Entre ellas, no era despreciable la evidencia cada vez más clara de que tanto él como su hermana habían dado intencionadamente una serie de pasos para encubrir su rastro. Por esa razón habían tardado tanto los hombres de Thouron en descubrir que monsieur y mademoiselle Vernier habían tomado un tren con rumbo sur desde la estación de Montparnasse, en vez de viajar al oeste o al norte desde la de Saint-Lazare, que era lo que se había creído en un primer momento.
—En realidad —reconoció Thouron—, si uno de mis hombres no hubiera estado muy pendiente, nunca habríamos descubierto nada más.
—Adelante —dijo Bouchou con una mirada de manifiesto interés.
—Habían pasado cuatro semanas, comprenderá usted —explicó Thouron—. Yo ya no podía justificar que se siguiera montando guardia permanente en la vivienda.
Bouchou se encogió de hombros.
—Seguro.
—Sin embargo, hay que ver cómo son las cosas. Uno de mis oficiales, un chico listo, un tal Gastón Leblanc, entretanto entabla relaciones amistosas con una de las criadas de la casa de los Debussy, una familia que reside casualmente en el apartamento debajo del de los Vernier, en la calle Berlín. Y ella le contó a Leblanc que había visto al conserje aceptar dinero de un hombre, a cambio del cual le hizo entrega de un sobre.
Bouchou se hincó de codos en la mesa.
—¿Y el conserje lo ha reconocido?
Thouron asintió.
—Al principio lo negó. Hay que ver, estas personas siempre hacen lo mismo. Pero cuando se le amenazó con la cárcel, reconoció que sí había recibido dinero, una suma considerable por cierto, para entregar toda la correspondencia que llegara destinada a casa de los Vernier.
—¿Y quién le había pagado ese dinero?
Thouron se encogió de hombros.
—Afirmó que no lo sabía. Las transacciones se realizaron siempre por medio de un criado.
—¿Y usted le creyó?
—Sí —respondió, y se terminó el contenido del vaso—. En conjunto, sí, en efecto. Abreviando una larga historia, el conserje afirmó, a pesar de no estar seguro, que la caligrafía de aquel sobre recordaba la de Anatole Vernier. Y que el matasellos era del Aude.
—Y aquí está usted.
Thouron hizo una mueca.
—No es gran cosa, lo reconozco, pero es la única pista que tenemos para dar con ellos.
Bouchou levantó la mano para pedir otra ronda.
—Y deduzco que el asunto es delicado debido a las relaciones románticas de madame Vernier con…
Thouron asintió.
—El general Du Pont es un hombre que tiene gran reputación y mucha influencia. No es sospechoso del asesinato, aunque…
—¿Y de eso está usted seguro? —le interrumpió Bouchou—. ¿No será más bien que su superior, el prefecto, no desea verse embrollado en un escándalo?
Por vez primera, Thouron permitió que una sonrisa asomara a sus labios.
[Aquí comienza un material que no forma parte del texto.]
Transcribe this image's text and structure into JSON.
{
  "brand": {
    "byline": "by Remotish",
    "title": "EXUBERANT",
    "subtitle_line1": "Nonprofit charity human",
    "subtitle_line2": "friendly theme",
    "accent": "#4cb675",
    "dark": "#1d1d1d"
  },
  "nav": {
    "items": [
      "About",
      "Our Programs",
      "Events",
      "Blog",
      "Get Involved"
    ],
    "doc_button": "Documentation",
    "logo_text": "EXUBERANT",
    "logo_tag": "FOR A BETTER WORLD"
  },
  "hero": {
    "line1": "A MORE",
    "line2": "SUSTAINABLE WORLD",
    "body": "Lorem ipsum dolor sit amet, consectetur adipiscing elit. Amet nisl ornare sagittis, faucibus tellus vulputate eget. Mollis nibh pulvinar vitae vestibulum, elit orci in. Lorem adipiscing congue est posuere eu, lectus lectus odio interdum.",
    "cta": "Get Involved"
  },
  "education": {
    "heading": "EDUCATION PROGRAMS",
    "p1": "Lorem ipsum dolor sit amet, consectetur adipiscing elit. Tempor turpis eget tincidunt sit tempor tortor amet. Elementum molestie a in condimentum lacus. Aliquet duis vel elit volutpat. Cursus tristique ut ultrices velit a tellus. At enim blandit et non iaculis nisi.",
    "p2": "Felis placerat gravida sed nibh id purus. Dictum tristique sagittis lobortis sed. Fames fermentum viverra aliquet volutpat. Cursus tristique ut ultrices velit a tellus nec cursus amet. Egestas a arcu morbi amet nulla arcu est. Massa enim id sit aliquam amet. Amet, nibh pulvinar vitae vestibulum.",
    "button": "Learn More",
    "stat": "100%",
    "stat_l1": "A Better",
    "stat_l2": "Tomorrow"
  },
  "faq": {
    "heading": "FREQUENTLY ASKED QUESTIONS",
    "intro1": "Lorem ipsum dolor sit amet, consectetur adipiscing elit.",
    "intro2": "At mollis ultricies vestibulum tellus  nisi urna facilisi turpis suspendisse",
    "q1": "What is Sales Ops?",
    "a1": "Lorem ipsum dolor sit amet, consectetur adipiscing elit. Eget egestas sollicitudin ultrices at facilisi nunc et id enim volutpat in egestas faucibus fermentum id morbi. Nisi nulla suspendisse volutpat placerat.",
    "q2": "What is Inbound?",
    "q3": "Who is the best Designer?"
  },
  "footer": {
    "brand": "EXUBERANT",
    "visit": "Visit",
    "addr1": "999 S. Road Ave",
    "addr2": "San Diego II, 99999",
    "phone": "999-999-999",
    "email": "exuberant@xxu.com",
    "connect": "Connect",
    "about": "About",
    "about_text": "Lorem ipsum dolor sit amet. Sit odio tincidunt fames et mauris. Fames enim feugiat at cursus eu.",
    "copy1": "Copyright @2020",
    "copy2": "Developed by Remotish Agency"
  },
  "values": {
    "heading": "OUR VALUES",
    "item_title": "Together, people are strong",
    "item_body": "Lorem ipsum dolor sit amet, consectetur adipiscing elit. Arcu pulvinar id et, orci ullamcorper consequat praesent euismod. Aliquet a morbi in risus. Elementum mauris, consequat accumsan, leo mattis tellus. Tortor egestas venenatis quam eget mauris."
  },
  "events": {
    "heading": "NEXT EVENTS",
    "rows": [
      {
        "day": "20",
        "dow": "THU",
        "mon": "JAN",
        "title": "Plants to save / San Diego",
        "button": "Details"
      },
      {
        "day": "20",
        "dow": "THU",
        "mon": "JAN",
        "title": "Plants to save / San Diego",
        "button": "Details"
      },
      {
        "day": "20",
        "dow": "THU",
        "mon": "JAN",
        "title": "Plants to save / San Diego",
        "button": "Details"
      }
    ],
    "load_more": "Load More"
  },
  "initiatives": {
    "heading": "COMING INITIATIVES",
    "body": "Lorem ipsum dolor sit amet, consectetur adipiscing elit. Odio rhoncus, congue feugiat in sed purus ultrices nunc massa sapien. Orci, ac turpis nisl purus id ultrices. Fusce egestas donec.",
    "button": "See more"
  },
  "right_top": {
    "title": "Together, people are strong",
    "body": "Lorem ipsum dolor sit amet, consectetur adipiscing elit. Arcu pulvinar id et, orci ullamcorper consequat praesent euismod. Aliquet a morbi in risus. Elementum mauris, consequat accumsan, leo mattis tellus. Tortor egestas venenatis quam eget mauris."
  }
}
Le transformó la cara y le hizo parecer más joven de lo que era a sus cuarenta años.
—No le negaré que mis superiores se han mostrado un tanto… intranquilos, como si dijéramos, ante la posibilidad de que se organizase la acusación contra Du Pont —replicó con cuidado—. Pero por fortuna para todos los implicados, existen demasiados factores que descartan que el general pudiera ser el responsable. No obstante, es el primer interesado en que esta sombra no siga proyectándose sobre su persona. Es de entender que, en su opinión, hasta que el asesino no sea prendido y llevado ante la justicia, correrán los rumores y seguirá mancillada su buena fama.